Contoh nyata bisa dilihat dalam tokoh-tokoh besar dunia seperti Mahatma Gandhi, Nelson Mandela, hingga Nabi Muhammad SAW. Mereka menghadapi tekanan luar biasa, namun memilih jalan kesantunan dan kelembutan sebagai senjata perubahan. Bukan karena mereka lemah, tetapi karena mereka tahu bahwa kekuatan sejati bukan pada otot atau suara keras, melainkan pada hati yang tenang dan akal yang tajam.
Dalam ajaran Islam, kesantunan adalah bagian dari akhlak mulia. Rasulullah SAW bersabda, “Sesungguhnya kelembutan tidak ada pada sesuatu melainkan akan menghiasinya, dan tidak dicabut dari sesuatu melainkan akan membuatnya buruk.” (HR. Muslim)
Baca Juga: Impian Besar Butuh Doa dan Tindakan Nyata
Dalam Al-Qur’an, Allah juga memerintahkan Nabi Musa dan Harun untuk berkata lemah lembut bahkan kepada Fir’aun yang sangat zalim, “Maka berbicaralah kamu berdua kepadanya dengan kata-kata yang lemah lembut, mudah-mudahan ia sadar atau takut.” (Qs. Thaha: 44)

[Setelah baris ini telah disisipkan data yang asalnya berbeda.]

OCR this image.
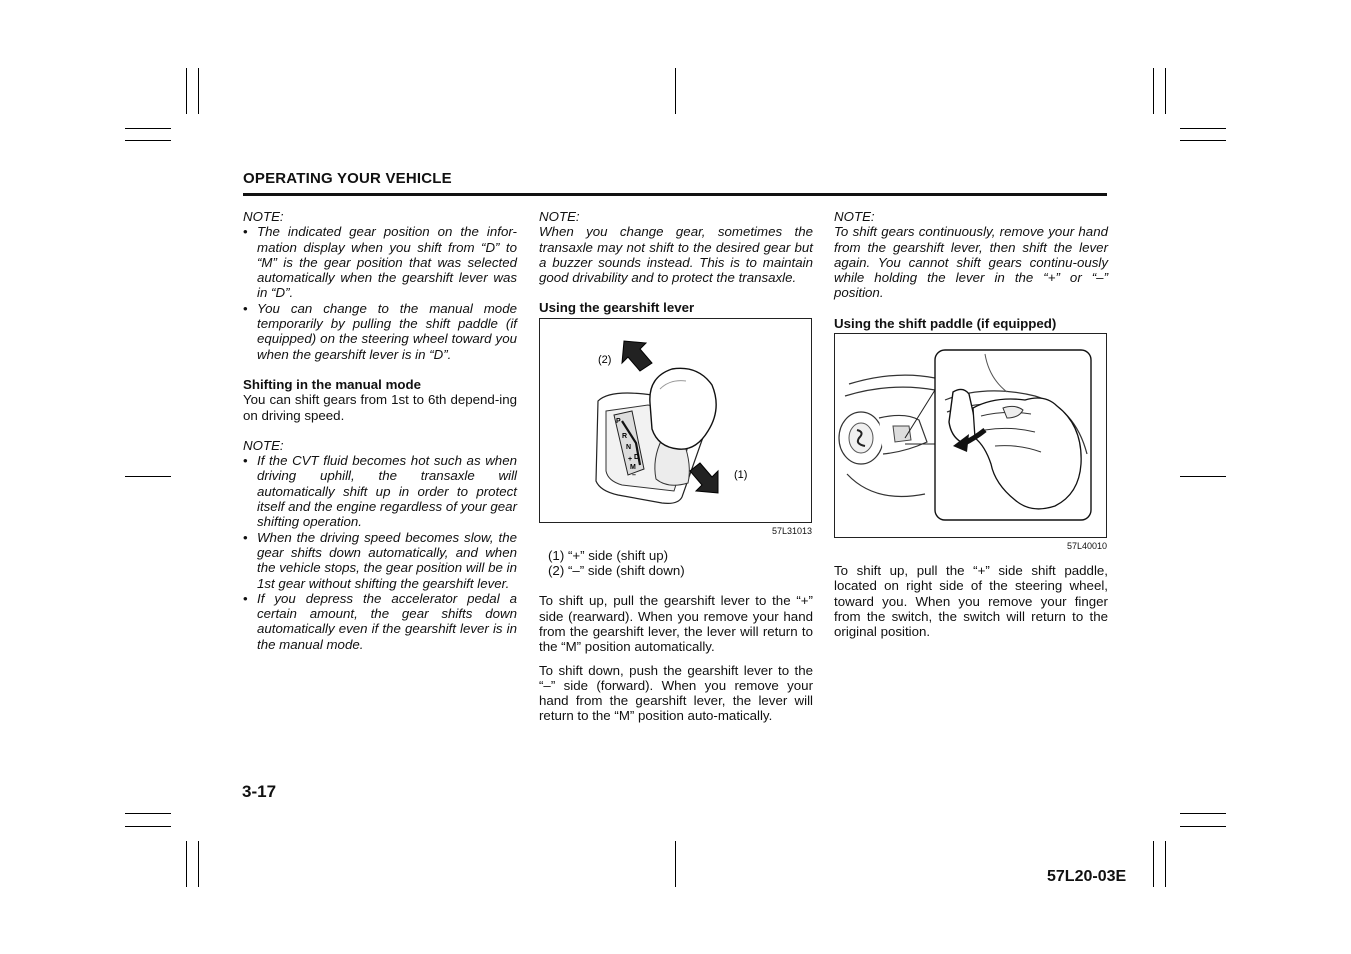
OPERATING YOUR VEHICLE
NOTE:
• The indicated gear position on the infor-mation display when you shift from “D” to “M” is the gear position that was selected automatically when the gearshift lever was in “D”.
• You can change to the manual mode temporarily by pulling the shift paddle (if equipped) on the steering wheel toward you when the gearshift lever is in “D”.
Shifting in the manual mode
You can shift gears from 1st to 6th depend-ing on driving speed.
NOTE:
• If the CVT fluid becomes hot such as when driving uphill, the transaxle will automatically shift up in order to protect itself and the engine regardless of your gear shifting operation.
• When the driving speed becomes slow, the gear shifts down automatically, and when the vehicle stops, the gear position will be in 1st gear without shifting the gearshift lever.
• If you depress the accelerator pedal a certain amount, the gear shifts down automatically even if the gearshift lever is in the manual mode.
NOTE:
When you change gear, sometimes the transaxle may not shift to the desired gear but a buzzer sounds instead. This is to maintain good drivability and to protect the transaxle.
Using the gearshift lever
P
R
N
D
+
M
–
(2)
(1)
57L31013
(1) “+” side (shift up)
(2) “–” side (shift down)
To shift up, pull the gearshift lever to the “+” side (rearward). When you remove your hand from the gearshift lever, the lever will return to the “M” position automatically.
To shift down, push the gearshift lever to the “–” side (forward). When you remove your hand from the gearshift lever, the lever will return to the “M” position auto-matically.
NOTE:
To shift gears continuously, remove your hand from the gearshift lever, then shift the lever again. You cannot shift gears continu-ously while holding the lever in the “+” or “–” position.
Using the shift paddle (if equipped)
57L40010
To shift up, pull the “+” side shift paddle, located on right side of the steering wheel, toward you. When you remove your finger from the switch, the switch will return to the original position.
3-17
57L20-03E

Ayat dan hadis ini menjadi bukti bahwa santun bukan kelemahan, tetapi justru senjata ampuh dalam menghadapi kezaliman sekalipun. Islam tidak mengajarkan agresi dan kekasaran sebagai cara menyelesaikan masalah, melainkan mendorong umatnya untuk menampilkan akhlak terbaik bahkan kepada orang yang menyakiti sekalipun.
Orang yang santun cenderung lebih dipercaya, lebih disukai, dan lebih dihargai. Dalam dunia kerja, komunikasi yang santun membuka ruang kolaborasi dan memperkuat jaringan. Dalam keluarga, kesantunan membangun rasa hormat dan kasih sayang. Dalam masyarakat, ia menjadi fondasi perdamaian dan kerukunan.
Sebaliknya, sikap kasar dan meledak-ledak seringkali hanya menimbulkan luka dan konflik berkepanjangan. Ucapan yang menyinggung, walau hanya beberapa detik, bisa membekas bertahun-tahun. Karena itu, kesantunan bukan hanya kekuatan, tapi juga investasi sosial jangka panjang.
Baca Juga: Rencana Tanpa Aksi adalah Mimpi
Kesantunan dan Kecerdasan Emosional
Santun erat kaitannya dengan kecerdasan emosional. Orang yang cerdas secara emosional mampu mengenali dan mengelola emosinya, serta memahami perasaan orang lain. Mereka tidak akan serta merta menyalahkan, menyindir, atau merendahkan orang lain meskipun memiliki alasan untuk marah. Mereka lebih memilih menyampaikan kritik dengan cara yang elegan, menyelesaikan konflik tanpa menyakiti, dan mendengarkan tanpa menghakimi.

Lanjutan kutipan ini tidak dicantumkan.